Eudicella loricata is an insect of the scarab beetle family, in the subfamily known as flower beetles.

==Subspecies==
- Eudicella loricata kiellandi (Allard, 1985)
- Eudicella loricata knothi (Schurhoff, 1933)
- Eudicella loricata montana (Allard, 1985)
- Eudicella loricata oberthueri (Kolbe, 1896)
- Eudicella loricata rhodesiana (Allard, 1985)
- Eudicella loricata ruandana (Allard, 1985)
- Eudicella loricata vingerhoedti (Allard, 1993)

==Description==
Eudicella loricata Males reaches a length of about 25–30 mm while females are roughly 21-27mm. Pronotum is usually green and the legs are brown, while the elytra are pale brown or yellowish, with four dark spots on the edges. The male has a Y-shaped, flat horn on the forehead, used in fighting over females and in defense of territory. The horn is different to other eudicella species, appearing more similar to a dicronorhina instead of the usual Y-shaped horn of other eudicella.

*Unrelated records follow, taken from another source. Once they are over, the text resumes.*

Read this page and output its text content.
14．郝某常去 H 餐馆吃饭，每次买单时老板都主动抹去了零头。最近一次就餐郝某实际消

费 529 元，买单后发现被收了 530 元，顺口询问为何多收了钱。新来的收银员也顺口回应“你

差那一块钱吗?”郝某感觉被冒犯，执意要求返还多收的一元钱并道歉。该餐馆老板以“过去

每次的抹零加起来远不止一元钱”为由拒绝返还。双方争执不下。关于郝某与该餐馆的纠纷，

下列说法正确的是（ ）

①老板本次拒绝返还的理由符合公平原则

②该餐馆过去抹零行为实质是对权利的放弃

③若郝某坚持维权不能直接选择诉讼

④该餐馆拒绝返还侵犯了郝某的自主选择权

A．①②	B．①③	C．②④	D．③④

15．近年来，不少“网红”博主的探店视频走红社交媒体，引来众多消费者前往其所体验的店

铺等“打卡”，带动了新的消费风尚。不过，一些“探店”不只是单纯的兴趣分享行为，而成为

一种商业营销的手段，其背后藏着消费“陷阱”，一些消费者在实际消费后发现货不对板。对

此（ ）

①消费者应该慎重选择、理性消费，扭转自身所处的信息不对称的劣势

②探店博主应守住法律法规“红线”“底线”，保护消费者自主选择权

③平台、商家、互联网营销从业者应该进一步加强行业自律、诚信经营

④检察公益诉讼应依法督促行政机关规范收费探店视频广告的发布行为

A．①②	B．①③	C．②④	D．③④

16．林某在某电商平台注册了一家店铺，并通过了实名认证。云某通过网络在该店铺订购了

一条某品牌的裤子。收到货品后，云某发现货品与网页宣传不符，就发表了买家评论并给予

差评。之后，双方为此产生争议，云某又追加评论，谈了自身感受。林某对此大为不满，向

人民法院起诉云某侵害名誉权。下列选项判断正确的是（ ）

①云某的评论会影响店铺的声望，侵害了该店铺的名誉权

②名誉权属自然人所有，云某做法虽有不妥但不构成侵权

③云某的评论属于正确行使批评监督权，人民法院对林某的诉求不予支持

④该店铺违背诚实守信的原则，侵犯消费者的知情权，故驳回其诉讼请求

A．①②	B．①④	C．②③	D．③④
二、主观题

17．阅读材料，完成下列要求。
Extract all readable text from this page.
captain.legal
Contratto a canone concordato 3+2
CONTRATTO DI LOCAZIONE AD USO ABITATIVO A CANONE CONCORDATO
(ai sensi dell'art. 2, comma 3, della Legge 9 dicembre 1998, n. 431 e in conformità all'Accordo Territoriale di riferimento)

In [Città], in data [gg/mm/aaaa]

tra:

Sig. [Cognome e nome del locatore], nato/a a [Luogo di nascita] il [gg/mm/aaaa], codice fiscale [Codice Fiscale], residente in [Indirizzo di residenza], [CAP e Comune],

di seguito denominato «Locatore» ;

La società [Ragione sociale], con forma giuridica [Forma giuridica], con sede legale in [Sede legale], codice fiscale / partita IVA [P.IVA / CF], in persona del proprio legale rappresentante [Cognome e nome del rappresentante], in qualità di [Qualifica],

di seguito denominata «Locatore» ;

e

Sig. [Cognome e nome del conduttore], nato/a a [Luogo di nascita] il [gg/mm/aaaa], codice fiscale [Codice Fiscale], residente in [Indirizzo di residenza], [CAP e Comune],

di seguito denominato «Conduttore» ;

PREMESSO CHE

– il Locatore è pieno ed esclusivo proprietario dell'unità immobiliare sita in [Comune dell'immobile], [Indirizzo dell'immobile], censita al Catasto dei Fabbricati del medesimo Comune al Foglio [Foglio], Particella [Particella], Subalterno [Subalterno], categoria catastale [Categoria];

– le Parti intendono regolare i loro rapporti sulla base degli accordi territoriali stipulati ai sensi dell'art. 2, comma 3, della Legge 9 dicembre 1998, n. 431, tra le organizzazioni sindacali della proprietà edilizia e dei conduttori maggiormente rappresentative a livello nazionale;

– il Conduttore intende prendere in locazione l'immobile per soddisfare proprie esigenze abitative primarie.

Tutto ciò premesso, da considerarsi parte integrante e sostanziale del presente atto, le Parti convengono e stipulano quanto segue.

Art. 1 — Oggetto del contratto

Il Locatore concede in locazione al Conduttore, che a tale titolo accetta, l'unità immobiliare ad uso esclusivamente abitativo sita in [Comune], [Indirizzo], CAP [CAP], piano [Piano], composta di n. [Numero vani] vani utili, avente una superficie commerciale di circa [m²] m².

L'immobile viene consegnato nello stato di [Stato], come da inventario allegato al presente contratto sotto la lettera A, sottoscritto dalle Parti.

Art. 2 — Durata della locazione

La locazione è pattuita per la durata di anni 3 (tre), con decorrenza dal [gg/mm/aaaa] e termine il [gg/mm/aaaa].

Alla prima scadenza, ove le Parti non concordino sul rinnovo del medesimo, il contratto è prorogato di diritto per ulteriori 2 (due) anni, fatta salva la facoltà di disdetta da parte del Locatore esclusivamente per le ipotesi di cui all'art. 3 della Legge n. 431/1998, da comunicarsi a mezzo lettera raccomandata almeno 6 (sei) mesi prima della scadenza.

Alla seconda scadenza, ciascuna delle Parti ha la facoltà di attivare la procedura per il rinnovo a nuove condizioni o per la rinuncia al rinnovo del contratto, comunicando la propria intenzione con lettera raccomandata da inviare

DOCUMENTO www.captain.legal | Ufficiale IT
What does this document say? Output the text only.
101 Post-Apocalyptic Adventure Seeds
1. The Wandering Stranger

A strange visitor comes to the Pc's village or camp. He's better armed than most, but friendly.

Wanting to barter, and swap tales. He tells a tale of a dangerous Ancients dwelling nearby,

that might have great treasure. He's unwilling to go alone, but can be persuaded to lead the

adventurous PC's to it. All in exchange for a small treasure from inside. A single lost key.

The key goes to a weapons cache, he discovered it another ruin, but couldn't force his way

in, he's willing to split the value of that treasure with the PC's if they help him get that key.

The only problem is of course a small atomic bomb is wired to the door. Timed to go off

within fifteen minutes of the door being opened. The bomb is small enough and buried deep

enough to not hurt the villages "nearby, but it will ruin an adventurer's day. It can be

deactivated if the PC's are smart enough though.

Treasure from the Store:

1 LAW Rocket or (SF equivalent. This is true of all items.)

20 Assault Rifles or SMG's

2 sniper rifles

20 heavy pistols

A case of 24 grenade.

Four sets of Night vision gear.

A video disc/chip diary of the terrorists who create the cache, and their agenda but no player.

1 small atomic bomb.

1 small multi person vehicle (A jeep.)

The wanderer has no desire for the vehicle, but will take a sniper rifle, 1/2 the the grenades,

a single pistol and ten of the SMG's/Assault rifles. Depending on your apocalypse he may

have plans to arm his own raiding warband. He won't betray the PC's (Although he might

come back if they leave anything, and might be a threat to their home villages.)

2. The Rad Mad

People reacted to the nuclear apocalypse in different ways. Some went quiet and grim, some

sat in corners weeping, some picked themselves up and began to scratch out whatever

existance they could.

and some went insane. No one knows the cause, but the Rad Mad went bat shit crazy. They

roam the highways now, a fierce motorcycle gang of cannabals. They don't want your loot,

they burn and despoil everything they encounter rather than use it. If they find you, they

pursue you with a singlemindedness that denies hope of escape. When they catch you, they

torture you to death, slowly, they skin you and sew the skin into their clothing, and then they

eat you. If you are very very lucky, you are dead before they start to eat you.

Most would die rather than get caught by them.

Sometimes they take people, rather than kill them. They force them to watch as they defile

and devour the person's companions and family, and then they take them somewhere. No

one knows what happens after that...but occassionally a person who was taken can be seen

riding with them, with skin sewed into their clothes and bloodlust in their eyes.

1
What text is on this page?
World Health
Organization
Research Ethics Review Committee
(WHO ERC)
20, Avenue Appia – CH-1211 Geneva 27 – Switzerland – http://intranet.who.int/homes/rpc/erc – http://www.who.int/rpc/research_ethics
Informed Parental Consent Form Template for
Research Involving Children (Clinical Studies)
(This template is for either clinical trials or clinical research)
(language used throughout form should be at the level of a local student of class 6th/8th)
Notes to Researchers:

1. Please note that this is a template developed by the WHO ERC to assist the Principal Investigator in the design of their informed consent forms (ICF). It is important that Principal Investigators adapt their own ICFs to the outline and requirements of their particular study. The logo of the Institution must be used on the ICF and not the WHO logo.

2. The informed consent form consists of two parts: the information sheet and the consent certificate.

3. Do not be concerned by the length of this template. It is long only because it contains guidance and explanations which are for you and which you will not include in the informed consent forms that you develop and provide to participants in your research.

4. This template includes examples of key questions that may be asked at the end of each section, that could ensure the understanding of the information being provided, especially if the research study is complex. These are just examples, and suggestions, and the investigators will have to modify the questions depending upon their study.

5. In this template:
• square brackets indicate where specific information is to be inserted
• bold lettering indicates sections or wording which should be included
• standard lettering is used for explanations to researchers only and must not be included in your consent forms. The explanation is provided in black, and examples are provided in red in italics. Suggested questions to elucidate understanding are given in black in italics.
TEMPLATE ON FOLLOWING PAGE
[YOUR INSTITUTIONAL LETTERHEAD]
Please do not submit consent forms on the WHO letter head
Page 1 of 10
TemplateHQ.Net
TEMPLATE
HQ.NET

The beetle also looks superficially similar to Eudicella euthalia. The larvae feed on deciduous hummus and reach around 16-32mm depending on quality of substrate they are feeding on.

==Distribution==
This species can be found in Zimbabwe. It is usually found around rain forest habitats and under trees in parts of savannah. They are considered pests in farms where they feed on fruits at open gashes but should not be killed as larvae play an important part of the ecosystem.